Presentation on theme: "Station Adoption – the Train Operator’s View Presentation by John Yellowlees, ScotRail External Relations Manager to ACoRP Seminar Liverpool 21 July 2011."— Presentation transcript:
Station Adoption – the Train Operator’s View Presentation by John Yellowlees, ScotRail External Relations Manager to ACoRP Seminar Liverpool 21 July 2011
Who are we? ScotRail - Scotland's national rail operator, a franchise until November 2014 awarded by the Scottish Government and managed by Transport Scotland we run 95% of passenger services in Scotland, carrying 78M passengers a year and employ 4300 staff. a growing network – Larkhall, Alloa, A2B
A large operator Our network comprises : suburban services round Glasgow and Edinburgh ; interurban services linking Glasgow, Edinburgh, Aberdeen, Inverness ; rural routes in Dumfries & Galloway, the West and North Highlands ; and the Caledonian Sleepers linking London six nights a week with Glasgow, Edinburgh, Aberdeen, Inverness and Fort William.
Fort William Sleeper leaving Rannoch – photo by Norman MacNab
Stations and SQUIRE ScotRail lease 346 stations from Network Rail - 68 of them opened since are staffed all or part of the time. Two-thirds have 24-hour online CCTV. Our stations and trains are subject to Transport Scotland's Service Quality Incentive Regime under which we are scored according to our performance on 36 criteria including litter and the condition of station shelters and waiting areas. Last year our fine fell from £938k to £785k, but this still the biggest risk to our business that is within our control.
Not everywhere can be like this – even in Fife!

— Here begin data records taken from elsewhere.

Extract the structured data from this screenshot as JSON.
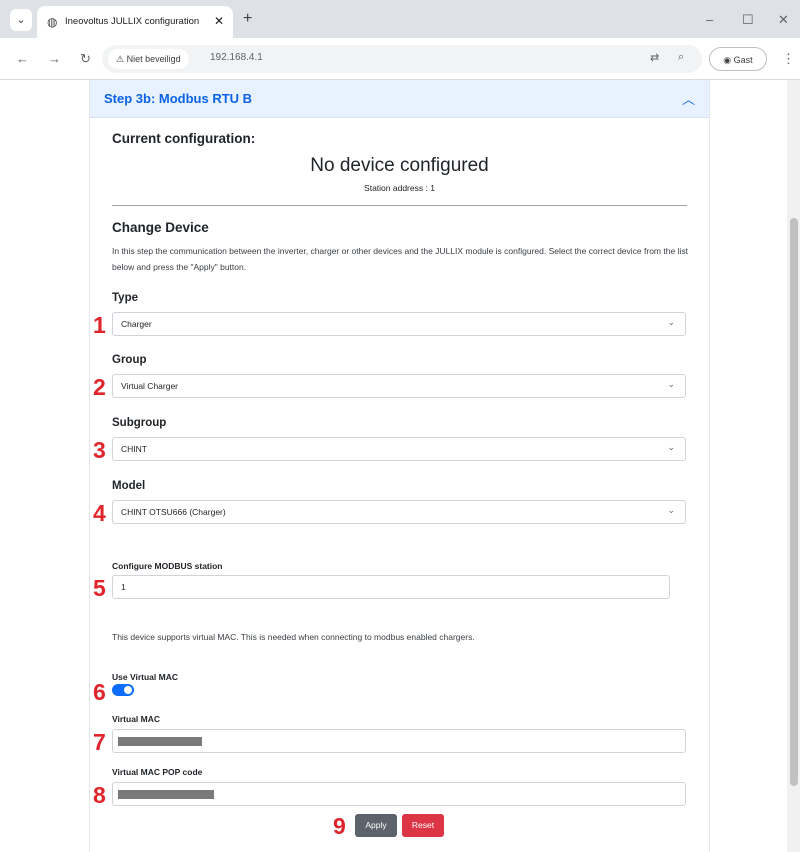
{
  "browser": {
    "tab_title": "Ineovoltus JULLIX configuration",
    "tab_close": "✕",
    "security_label": "Niet beveiligd",
    "url": "192.168.4.1",
    "profile_label": "Gast"
  },
  "panel": {
    "title": "Step 3b: Modbus RTU B",
    "current_heading": "Current configuration:",
    "device_status": "No device configured",
    "station_address": "Station address : 1",
    "change_heading": "Change Device",
    "description": "In this step the communication between the inverter, charger or other devices and the JULLIX module is configured. Select the correct device from the list below and press the \"Apply\" button."
  },
  "form": {
    "type_label": "Type",
    "type_value": "Charger",
    "group_label": "Group",
    "group_value": "Virtual Charger",
    "subgroup_label": "Subgroup",
    "subgroup_value": "CHINT",
    "model_label": "Model",
    "model_value": "CHINT OTSU666 (Charger)",
    "modbus_label": "Configure MODBUS station",
    "modbus_value": "1",
    "virtual_mac_note": "This device supports virtual MAC. This is needed when connecting to modbus enabled chargers.",
    "use_virtual_mac_label": "Use Virtual MAC",
    "use_virtual_mac_on": true,
    "virtual_mac_label": "Virtual MAC",
    "virtual_mac_pop_label": "Virtual MAC POP code",
    "apply_label": "Apply",
    "reset_label": "Reset"
  },
  "markers": [
    "1",
    "2",
    "3",
    "4",
    "5",
    "6",
    "7",
    "8",
    "9"
  ],
  "colors": {
    "accent": "#0d6efd",
    "header_bg": "#e7f1ff",
    "header_text": "#0c63e4",
    "marker_red": "#e0242b",
    "apply_bg": "#5c636a",
    "reset_bg": "#dc3545"
  }
}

Adopt A Station inspired by practice in England and Wales (which in the absence of SQUIRE included fault reporting) a franchise commitment that aims to create pride in community achievement, making the station a place that people are comfortable about visiting vandalism is deterred by 24-hour online CCTV and because it comes to be about trashing the community rather than attacking some faceless agency
Parklea Branching Out working at Wemyss Bay
gardening adopters are now doing gardening at 110 out of 346 stations range from Community Councils, Rotary Clubs and Keep Scotland Beautiful members to schools, colleges or individuals social inclusion : planter suppliers include Daldorch and Glenochil, gardeners include special-needs and mental- health groups simple safety rules : we must bolt planters, volunteers sign in or out and wear hi-vis jackets, no hoses can start small, add more later the station as a community focus : several organisations that started with their stations now embrace the whole town coming next - Keep Scotland Beautiful’s Tidy Stations Standard
Uddingston Pride won the urban section of Britain in Bloom 2007 with a special commendation for the station
Bridge of Allan 25 th anniversary
Surplus accommodation new uses include bookshops, cafes, model railway clubs, heritage centres, artists’ studios, meeting rooms, a toy library just a nominal rent, you must pay your own utilities and fitting-out costs assistance is available from the Railway Heritage Trust and the Stations Community Regeneration Fund
Pitlochry Station Bookshop started 2005, has raised over £50k
Ladybank with flowers
artworks mural towns posters - school or heritage a statue and a stained-glass window coming soon – wildlife interpretation and the origin of the Saltire
Outcomes : proud communities less vandalism and lower SQUIRE fines respect for our staff and services young people attracted to rail a virtuous circle!
Motivations *extra-milers : stakeholders who do gardening because it makes business sense *community-priders : organisations such as Rotary Clubs or Keep Scotland Beautiful members who may have had no previous interest in rail but see stations as key portals to their communities *putting-something-backers : individuals for whom adoption fulfils a life-long railway connection.